Я в одно лето выучил названия всех его лесов наизусть – в памяти печальное лето семьдесят второго, когда под Москвой горели леса, чадили торфяные болота и почти каждую неделю звонил мне из Кургана сам не свой Колька Саможенов, все про леса спрашивал – воронежские, ступинские и, конечно же, брянские. Вся его жизнь будто из одних лесных кварталов сложена. В брянских жил и выжил в войну. В воронежских студенческую практику проходил. В ступинских с начальством разругался. А все же и ступинские приятно вспомнить: как-никак тридцать пять гектаров молодых насаждений после себя там оставил. Да не волнуйся, живы-здоровы ступинские твои леса!

Года два назад, заскочив на один день в наш Святск, вдруг встречаю там – сколько лет, сколько зим! – самого Кольку Саможенова. Как раз той осенью на Брянщине проходил Всероссийский семинар по лесопользованию, и Саможенов, разумеется же, не упустил случай навестить родные места. Да нет, не тридцать – считай, уже сорок лет прошло с той нашей с ним случайной встречи на проселке, ведущем к Святску: тогда его подобрала та самая, на которой я добирался, попутная автомашина. В ту пору он служил простым лесничим в Ступинском лесничестве под Москвой – теперь предстал передо мной уже в качестве начальника управления лесного хозяйства Курганской области. Высокий, статный, в форме с шевронами на рукавах, с большими звездами в петлицах – ну точно генерал!

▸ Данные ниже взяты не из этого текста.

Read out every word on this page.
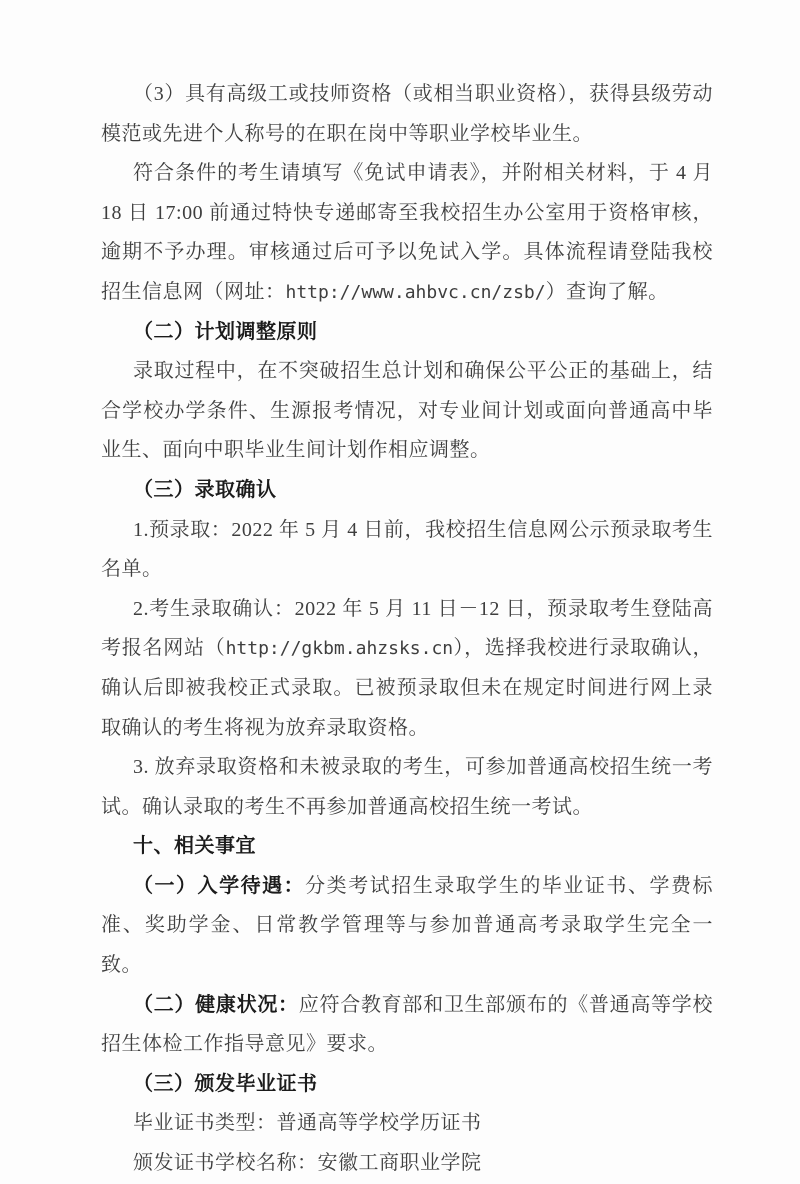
（3）具有高级工或技师资格（或相当职业资格），获得县级劳动模范或先进个人称号的在职在岗中等职业学校毕业生。

符合条件的考生请填写《免试申请表》，并附相关材料，于 4 月 18 日 17:00 前通过特快专递邮寄至我校招生办公室用于资格审核，逾期不予办理。审核通过后可予以免试入学。具体流程请登陆我校招生信息网（网址：http://www.ahbvc.cn/zsb/）查询了解。

（二）计划调整原则

录取过程中，在不突破招生总计划和确保公平公正的基础上，结合学校办学条件、生源报考情况，对专业间计划或面向普通高中毕业生、面向中职毕业生间计划作相应调整。

（三）录取确认

1.预录取：2022 年 5 月 4 日前，我校招生信息网公示预录取考生名单。

2.考生录取确认：2022 年 5 月 11 日－12 日，预录取考生登陆高考报名网站（http://gkbm.ahzsks.cn），选择我校进行录取确认，确认后即被我校正式录取。已被预录取但未在规定时间进行网上录取确认的考生将视为放弃录取资格。

3. 放弃录取资格和未被录取的考生，可参加普通高校招生统一考试。确认录取的考生不再参加普通高校招生统一考试。

十、相关事宜

（一）入学待遇：分类考试招生录取学生的毕业证书、学费标准、奖助学金、日常教学管理等与参加普通高考录取学生完全一致。

（二）健康状况：应符合教育部和卫生部颁布的《普通高等学校招生体检工作指导意见》要求。

（三）颁发毕业证书

毕业证书类型：普通高等学校学历证书

颁发证书学校名称：安徽工商职业学院
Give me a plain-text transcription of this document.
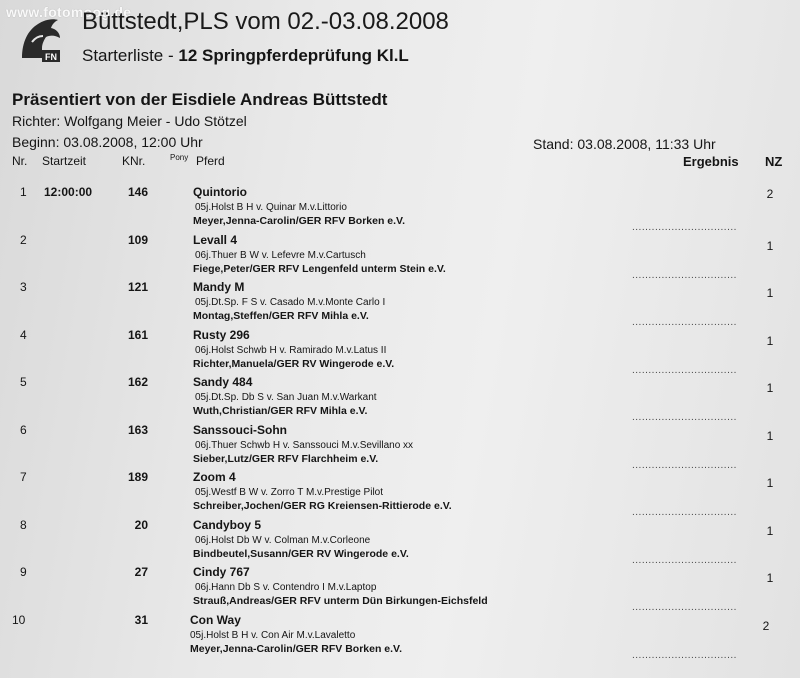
www.fotomoog.de
FN
Büttstedt,PLS vom 02.-03.08.2008
Starterliste - 12 Springpferdeprüfung Kl.L
Präsentiert von der Eisdiele Andreas Büttstedt
Richter: Wolfgang Meier - Udo Stötzel
Beginn: 03.08.2008, 12:00 Uhr	Stand: 03.08.2008, 11:33 Uhr
Nr. Startzeit	KNr.	Pony Pferd	Ergebnis NZ
1 12:00:00	146	Quintorio
05j.Holst B H v. Quinar M.v.Littorio
Meyer,Jenna-Carolin/GER RFV Borken e.V.
................................
2
2	109	Levall 4
06j.Thuer B W v. Lefevre M.v.Cartusch
Fiege,Peter/GER RFV Lengenfeld unterm Stein e.V.
................................
1
3	121	Mandy M
05j.Dt.Sp. F S v. Casado M.v.Monte Carlo I
Montag,Steffen/GER RFV Mihla e.V.
................................
1
4	161	Rusty 296
06j.Holst Schwb H v. Ramirado M.v.Latus II
Richter,Manuela/GER RV Wingerode e.V.
................................
1
5	162	Sandy 484
05j.Dt.Sp. Db S v. San Juan M.v.Warkant
Wuth,Christian/GER RFV Mihla e.V.
................................
1
6	163	Sanssouci-Sohn
06j.Thuer Schwb H v. Sanssouci M.v.Sevillano xx
Sieber,Lutz/GER RFV Flarchheim e.V.
................................
1
7	189	Zoom 4
05j.Westf B W v. Zorro T M.v.Prestige Pilot
Schreiber,Jochen/GER RG Kreiensen-Rittierode e.V.
................................
1
8	20	Candyboy 5
06j.Holst Db W v. Colman M.v.Corleone
Bindbeutel,Susann/GER RV Wingerode e.V.
................................
1
9	27	Cindy 767
06j.Hann Db S v. Contendro I M.v.Laptop
Strauß,Andreas/GER RFV unterm Dün Birkungen-Eichsfeld
................................
1
10	31	Con Way
05j.Holst B H v. Con Air M.v.Lavaletto
Meyer,Jenna-Carolin/GER RFV Borken e.V.
................................
2
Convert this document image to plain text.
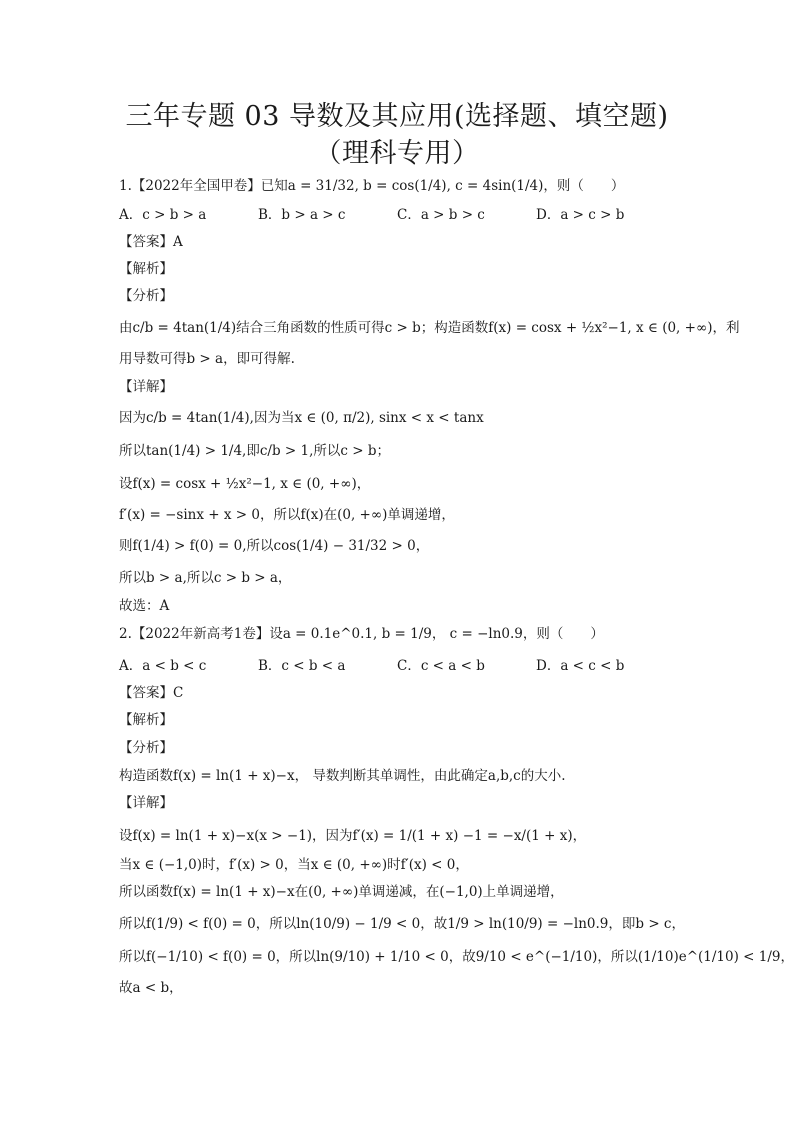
三年专题 03 导数及其应用(选择题、填空题)
（理科专用）
1.【2022年全国甲卷】已知a = 31/32, b = cos(1/4), c = 4sin(1/4)，则（　　）
A．c > b > a	B．b > a > c	C．a > b > c	D．a > c > b
【答案】A
【解析】
【分析】
由c/b = 4tan(1/4)结合三角函数的性质可得c > b；构造函数f(x) = cosx + ½x²−1, x ∈ (0, +∞)，利
用导数可得b > a，即可得解.
【详解】
因为c/b = 4tan(1/4),因为当x ∈ (0, π/2), sinx < x < tanx
所以tan(1/4) > 1/4,即c/b > 1,所以c > b；
设f(x) = cosx + ½x²−1, x ∈ (0, +∞)，
f′(x) = −sinx + x > 0，所以f(x)在(0, +∞)单调递增，
则f(1/4) > f(0) = 0,所以cos(1/4) − 31/32 > 0，
所以b > a,所以c > b > a，
故选：A
2.【2022年新高考1卷】设a = 0.1e^0.1, b = 1/9， c = −ln0.9，则（　　）
A．a < b < c	B．c < b < a	C．c < a < b	D．a < c < b
【答案】C
【解析】
【分析】
构造函数f(x) = ln(1 + x)−x， 导数判断其单调性，由此确定a,b,c的大小.
【详解】
设f(x) = ln(1 + x)−x(x > −1)，因为f′(x) = 1/(1 + x) −1 = −x/(1 + x)，
当x ∈ (−1,0)时，f′(x) > 0，当x ∈ (0, +∞)时f′(x) < 0，
所以函数f(x) = ln(1 + x)−x在(0, +∞)单调递减，在(−1,0)上单调递增，
所以f(1/9) < f(0) = 0，所以ln(10/9) − 1/9 < 0，故1/9 > ln(10/9) = −ln0.9，即b > c，
所以f(−1/10) < f(0) = 0，所以ln(9/10) + 1/10 < 0，故9/10 < e^(−1/10)，所以(1/10)e^(1/10) < 1/9，
故a < b，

…До чего же красива в своей гражданской простоте, в государственном своем величии эмблема работника леса! Герб России в обрамлении из двух дубовых веток с желудями – и только ради этого вся твоя жизнь. Я всегда разглядываю как в первый раз эту самую эмблему на фуражках моих сверстников и не перестаю удивляться. Ну надо же такому быть, что одного, другого – и так почти весь наш класс разобрали для себя леса! Воронежские и курганские, рязанские и ступинские, все, какие есть и какие еще будут в России, леса – и, конечно же, брянские, где затерялось навсегда наше военное, без сказок, детство.

Вот поди разберись, где тут теперь твоя или чужая боль, когда ни просеки между ними, ни тебе просвета, только леса да леса – и так до самого горизонта. Да и там, за горизонтом, собственно, не кончаются теперь для нас леса – все продолжается Россия.

Анатолий ВОРОБЬЕВ

Извините, комментарии закрыты.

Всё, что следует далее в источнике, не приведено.